11 settembre del 1999, fanno il loro ingresso sul centrale di New York due ragazze giovanissime. La prima è svizzera, ha gli occhi chiari e un sorriso solare. Martina Hingis ha già vinto diversi Slam ed è stata numero 1 del mondo, nonostante abbia ancora 18 anni. La seconda è statunitense, una delle poche afroamericane nel circuito, ma in buona compagnia grazie alla sorella maggiore, Venus. Serena Williams è emozionata ma determinata, come può esserlo una 17enne che gioca la più importante partita della sua giovane carriera. Serena serve forte, si muove bene e colpisce la palla fortissimo, soprattutto con il dritto. Martina usa angoli stretti, traiettorie taglienti e variazioni per contenere la potenza della sua avversaria. Il match è intrigante, ma il punteggio è chiaro: è Serena Williams a sollevare il trofeo, il primo di 23 a livello Slam.
A distanza di 22 anni, due teenager tornano a scontrarsi in finale a New York. Non sarà una replica di quella partita, non sappiamo come sarà il futuro di Leylah Fernandez ed Emma Raducanu, ma in qualche modo se ne recupera tutto il fascino.

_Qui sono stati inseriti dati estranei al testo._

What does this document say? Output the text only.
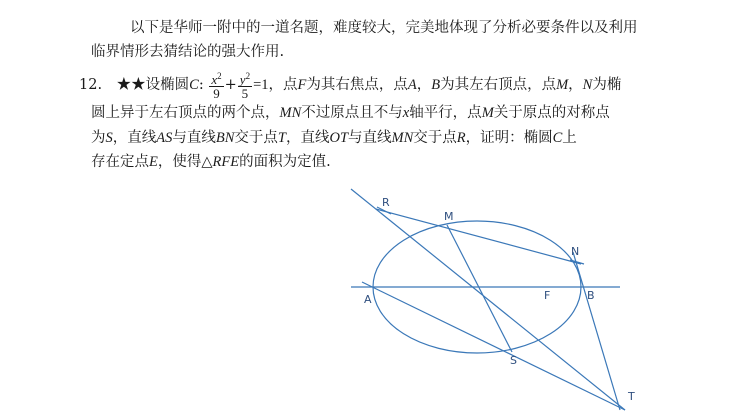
以下是华师一附中的一道名题，难度较大，完美地体现了分析必要条件以及利用
临界情形去猜结论的强大作用.
12. ★★设椭圆C: $\frac{x^2}{9} + \frac{y^2}{5} =1$，点F为其右焦点，点A，B为其左右顶点，点M，N为椭
圆上异于左右顶点的两个点，MN不过原点且不与x轴平行，点M关于原点的对称点
为S，直线AS与直线BN交于点T，直线OT与直线MN交于点R，证明：椭圆C上
存在定点E，使得△RFE的面积为定值.
R
M
N
A	F	B
S
T
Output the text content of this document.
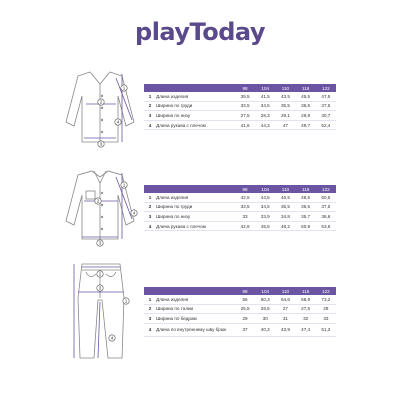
playToday
1
2
3
4
		98	104	110	116	122
1	Длина изделия	39,5	41,5	43,5	45,5	47,5
2	Ширина по груди	33,5	34,5	35,5	36,5	37,5
3	Ширина по низу	27,5	28,3	29,1	29,9	30,7
4	Длина рукава с плечом	41,6	44,3	47	49,7	52,4
1
2
3
4
		98	104	110	116	122
1	Длина изделия	42,5	44,5	46,5	48,5	50,5
2	Ширина по груди	33,5	34,5	35,5	36,5	37,5
3	Ширина по низу	33	33,9	34,8	35,7	36,6
4	Длина рукава с плечом	42,8	45,5	48,2	50,9	53,6
2
3
1
4
		98	104	110	116	122
1	Длина изделия	56	60,3	64,6	68,9	73,2
2	Ширина по талии	25,5	26,5	27	27,5	28
3	Ширина по бедрам	29	30	31	32	33
4	Длина по внутреннему шву брюк	37	40,3	43,9	47,4	51,3
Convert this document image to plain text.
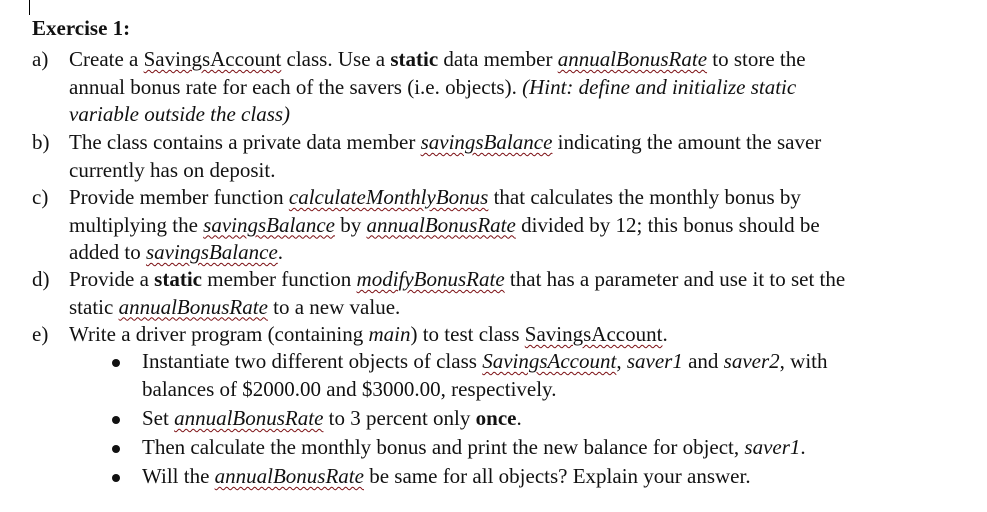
Exercise 1:
a) Create a SavingsAccount class. Use a static data member annualBonusRate to store the
annual bonus rate for each of the savers (i.e. objects). (Hint: define and initialize static
variable outside the class)
b) The class contains a private data member savingsBalance indicating the amount the saver
currently has on deposit.
c) Provide member function calculateMonthlyBonus that calculates the monthly bonus by
multiplying the savingsBalance by annualBonusRate divided by 12; this bonus should be
added to savingsBalance.
d) Provide a static member function modifyBonusRate that has a parameter and use it to set the
static annualBonusRate to a new value.
e) Write a driver program (containing main) to test class SavingsAccount.
Instantiate two different objects of class SavingsAccount, saver1 and saver2, with
balances of $2000.00 and $3000.00, respectively.
Set annualBonusRate to 3 percent only once.
Then calculate the monthly bonus and print the new balance for object, saver1.
Will the annualBonusRate be same for all objects? Explain your answer.
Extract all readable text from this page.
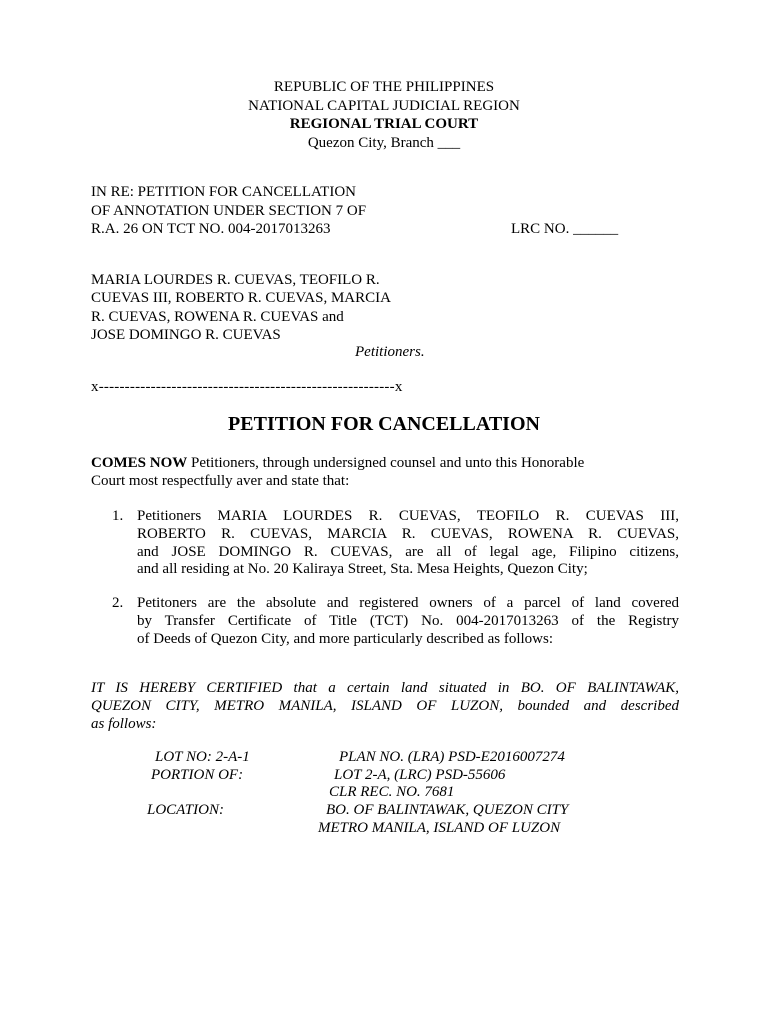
REPUBLIC OF THE PHILIPPINES
NATIONAL CAPITAL JUDICIAL REGION
REGIONAL TRIAL COURT
Quezon City, Branch ___
IN RE: PETITION FOR CANCELLATION
OF ANNOTATION UNDER SECTION 7 OF
R.A. 26 ON TCT NO. 004-2017013263	LRC NO. ______
MARIA LOURDES R. CUEVAS, TEOFILO R.
CUEVAS III, ROBERTO R. CUEVAS, MARCIA
R. CUEVAS, ROWENA R. CUEVAS and
JOSE DOMINGO R. CUEVAS
Petitioners.
x---------------------------------------------------------x
PETITION FOR CANCELLATION
COMES NOW Petitioners, through undersigned counsel and unto this Honorable
Court most respectfully aver and state that:
1. Petitioners MARIA LOURDES R. CUEVAS, TEOFILO R. CUEVAS III,
ROBERTO R. CUEVAS, MARCIA R. CUEVAS, ROWENA R. CUEVAS,
and JOSE DOMINGO R. CUEVAS, are all of legal age, Filipino citizens,
and all residing at No. 20 Kaliraya Street, Sta. Mesa Heights, Quezon City;
2. Petitoners are the absolute and registered owners of a parcel of land covered
by Transfer Certificate of Title (TCT) No. 004-2017013263 of the Registry
of Deeds of Quezon City, and more particularly described as follows:
IT IS HEREBY CERTIFIED that a certain land situated in BO. OF BALINTAWAK,
QUEZON CITY, METRO MANILA, ISLAND OF LUZON, bounded and described
as follows:
LOT NO: 2-A-1	PLAN NO. (LRA) PSD-E2016007274
PORTION OF:	LOT 2-A, (LRC) PSD-55606
CLR REC. NO. 7681
LOCATION:	BO. OF BALINTAWAK, QUEZON CITY
METRO MANILA, ISLAND OF LUZON
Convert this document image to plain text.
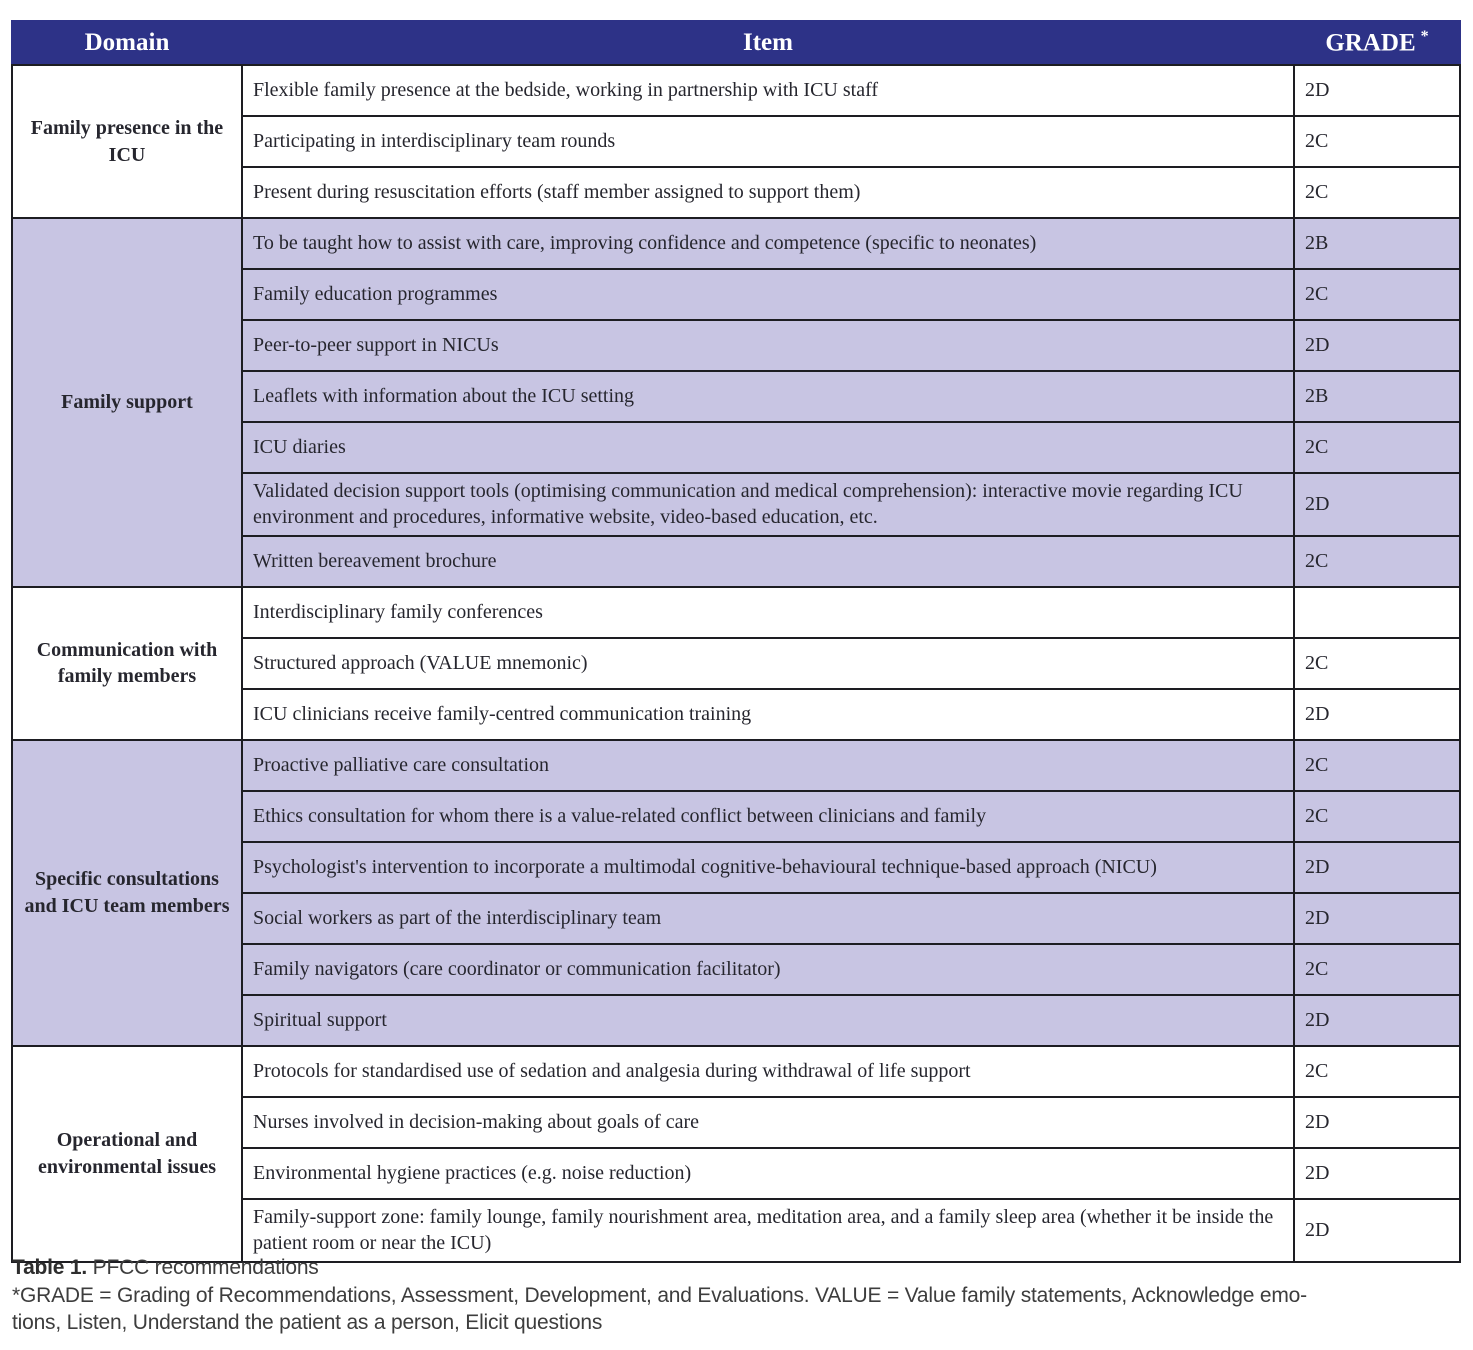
Domain	Item	GRADE *
Family presence in the ICU	Flexible family presence at the bedside, working in partnership with ICU staff	2D
	Participating in interdisciplinary team rounds	2C
	Present during resuscitation efforts (staff member assigned to support them)	2C
Family support	To be taught how to assist with care, improving confidence and competence (specific to neonates)	2B
	Family education programmes	2C
	Peer-to-peer support in NICUs	2D
	Leaflets with information about the ICU setting	2B
	ICU diaries	2C
	Validated decision support tools (optimising communication and medical comprehension): interactive movie regarding ICU environment and procedures, informative website, video-based education, etc.	2D
	Written bereavement brochure	2C
Communication with family members	Interdisciplinary family conferences	
	Structured approach (VALUE mnemonic)	2C
	ICU clinicians receive family-centred communication training	2D
Specific consultations and ICU team members	Proactive palliative care consultation	2C
	Ethics consultation for whom there is a value-related conflict between clinicians and family	2C
	Psychologist's intervention to incorporate a multimodal cognitive-behavioural technique-based approach (NICU)	2D
	Social workers as part of the interdisciplinary team	2D
	Family navigators (care coordinator or communication facilitator)	2C
	Spiritual support	2D
Operational and environmental issues	Protocols for standardised use of sedation and analgesia during withdrawal of life support	2C
	Nurses involved in decision-making about goals of care	2D
	Environmental hygiene practices (e.g. noise reduction)	2D
	Family-support zone: family lounge, family nourishment area, meditation area, and a family sleep area (whether it be inside the patient room or near the ICU)	2D
Table 1. PFCC recommendations
*GRADE = Grading of Recommendations, Assessment, Development, and Evaluations. VALUE = Value family statements, Acknowledge emo-
tions, Listen, Understand the patient as a person, Elicit questions
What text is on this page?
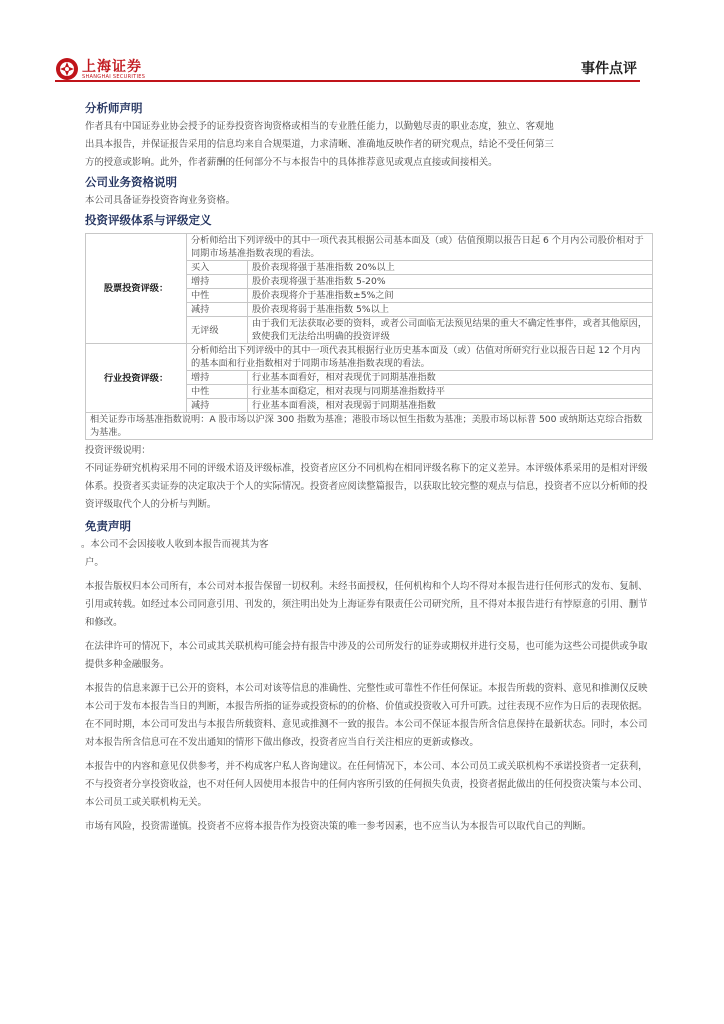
上海证券
SHANGHAI SECURITIES	事件点评

分析师声明

作者具有中国证券业协会授予的证券投资咨询资格或相当的专业胜任能力，以勤勉尽责的职业态度，独立、客观地

出具本报告，并保证报告采用的信息均来自合规渠道，力求清晰、准确地反映作者的研究观点，结论不受任何第三

方的授意或影响。此外，作者薪酬的任何部分不与本报告中的具体推荐意见或观点直接或间接相关。

公司业务资格说明

本公司具备证券投资咨询业务资格。

投资评级体系与评级定义

股票投资评级：	分析师给出下列评级中的其中一项代表其根据公司基本面及（或）估值预期以报告日起 6 个月内公司股价相对于同期市场基准指数表现的看法。	
	买入	股价表现将强于基准指数 20%以上
	增持	股价表现将强于基准指数 5-20%
	中性	股价表现将介于基准指数±5%之间
	减持	股价表现将弱于基准指数 5%以上
	无评级	由于我们无法获取必要的资料，或者公司面临无法预见结果的重大不确定性事件，或者其他原因，致使我们无法给出明确的投资评级
行业投资评级：	分析师给出下列评级中的其中一项代表其根据行业历史基本面及（或）估值对所研究行业以报告日起 12 个月内的基本面和行业指数相对于同期市场基准指数表现的看法。	
	增持	行业基本面看好，相对表现优于同期基准指数
	中性	行业基本面稳定，相对表现与同期基准指数持平
	减持	行业基本面看淡，相对表现弱于同期基准指数
相关证券市场基准指数说明：A 股市场以沪深 300 指数为基准；港股市场以恒生指数为基准；美股市场以标普 500 或纳斯达克综合指数为基准。		

投资评级说明：

不同证券研究机构采用不同的评级术语及评级标准，投资者应区分不同机构在相同评级名称下的定义差异。本评级体系采用的是相对评级体系。投资者买卖证券的决定取决于个人的实际情况。投资者应阅读整篇报告，以获取比较完整的观点与信息，投资者不应以分析师的投资评级取代个人的分析与判断。

免责声明

。本公司不会因接收人收到本报告而视其为客

户。

本报告版权归本公司所有，本公司对本报告保留一切权利。未经书面授权，任何机构和个人均不得对本报告进行任何形式的发布、复制、引用或转载。如经过本公司同意引用、刊发的，须注明出处为上海证券有限责任公司研究所，且不得对本报告进行有悖原意的引用、删节和修改。

在法律许可的情况下，本公司或其关联机构可能会持有报告中涉及的公司所发行的证券或期权并进行交易，也可能为这些公司提供或争取提供多种金融服务。

本报告的信息来源于已公开的资料，本公司对该等信息的准确性、完整性或可靠性不作任何保证。本报告所载的资料、意见和推测仅反映本公司于发布本报告当日的判断，本报告所指的证券或投资标的的价格、价值或投资收入可升可跌。过往表现不应作为日后的表现依据。在不同时期，本公司可发出与本报告所载资料、意见或推测不一致的报告。本公司不保证本报告所含信息保持在最新状态。同时，本公司对本报告所含信息可在不发出通知的情形下做出修改，投资者应当自行关注相应的更新或修改。

本报告中的内容和意见仅供参考，并不构成客户私人咨询建议。在任何情况下，本公司、本公司员工或关联机构不承诺投资者一定获利，不与投资者分享投资收益，也不对任何人因使用本报告中的任何内容所引致的任何损失负责，投资者据此做出的任何投资决策与本公司、本公司员工或关联机构无关。

市场有风险，投资需谨慎。投资者不应将本报告作为投资决策的唯一参考因素，也不应当认为本报告可以取代自己的判断。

Leylah ha dimostrato due grandi qualità raggiungendo questa finale: un’intelligenza tattica fuori dal comune ed una grande passione per le lotte. L’ordine che ha in campo, la visione del gioco, la capacità di tenere sempre d’occhio l’avversaria, le permettono già di contraddistinguersi nel circuito. Ha affrontato tanti momenti complessi in questa sua cavalcata, e tutti gli upset messi a segno sono arrivati in tre lottati set, sintomo di lucidità e freddezza nel momento opportuno. Lucidità che non ha avuto invece Aryna Sabalenka, la più esperta in campo, che ha sicuramente sentito addosso la pressione della grande favorita per la vittoria finale. Per lei, la soddisfazione di aver giocato finalmente due semifinali Slam, ma anche un boccone amarissimo da buttare giù, e anche in fretta, per non compromettere il resto di stagione. Fernandez ha dimostrato di saper leggere il gioco di qualsiasi avversaria, dalle più potenti – Osaka e appunto Sabalenka – a quelle più costruttive e difensive – Kerber e Svitolina -. Per lei c’è un’ultima prova del nove, e non sembra delle più agevoli.
Non è riuscita a nascondere la propria delusione neanche Maria Sakkari, sorpresa dall’aggressività della sua giovanissima avversaria, Raducanu, che meno di tre mesi fa si trovava fuori dalle prime 300 del mondo mentre ora fa il suo ingresso in top30 e sarà quasi sicuramente testa di serie ai prossimi Australian Open. La greca aveva piacevolmente convinto tutti nella sua nuova cavalcata Slam, dopo quella di Parigi. In entrambi i casi ha battuto sulla sua strada grande campionesse, come Bianca Andreescu e Karolina Pliskova, cadute in questa settimana. Una volta davanti a Raducanu, era arduo dare una lettura della partita, anche perché la britannica ha giocato una manciata di tornei negli ultimi 2 anni, rendendo molto difficile seguire la sua crescita. La classe 2002 ha affrontato questo incontro come tutti gli altri 8 qui a New York, prendendo in mano la sorte e facendo la sua partita dal primo all’ultimo punto. Sono bastati ancora una volta due set, cosa che rende la sua impresa ancora più sbalorditiva.
Ora non rimane che l’ultimo atto, il gran finale, la lotta per la vittoria. Emma Raducanu cercherà di fare gioco, di spingere con i suoi colpi da fondocampo, di prendere il controllo di ogni scambio, mentre Leylah Fernandez proverà a muovere molto la palla, a difendere usando diverse variazioni e cogliere fuori posto e fuori tempo la sua avversaria appena ne avrà l’occasione. Ventidue anni fa a trionfare fu la potenza sul controllo, in una sfida che infiamma gli stadi tennistici di tutto il mondo da anni. Sabato Fernandez proverà a sovvertire quel risultato, ma soprattutto, entrambe faranno di tutto per essere proclamate campionesse e consacrarsi già ora nell’Olimpo del tennis.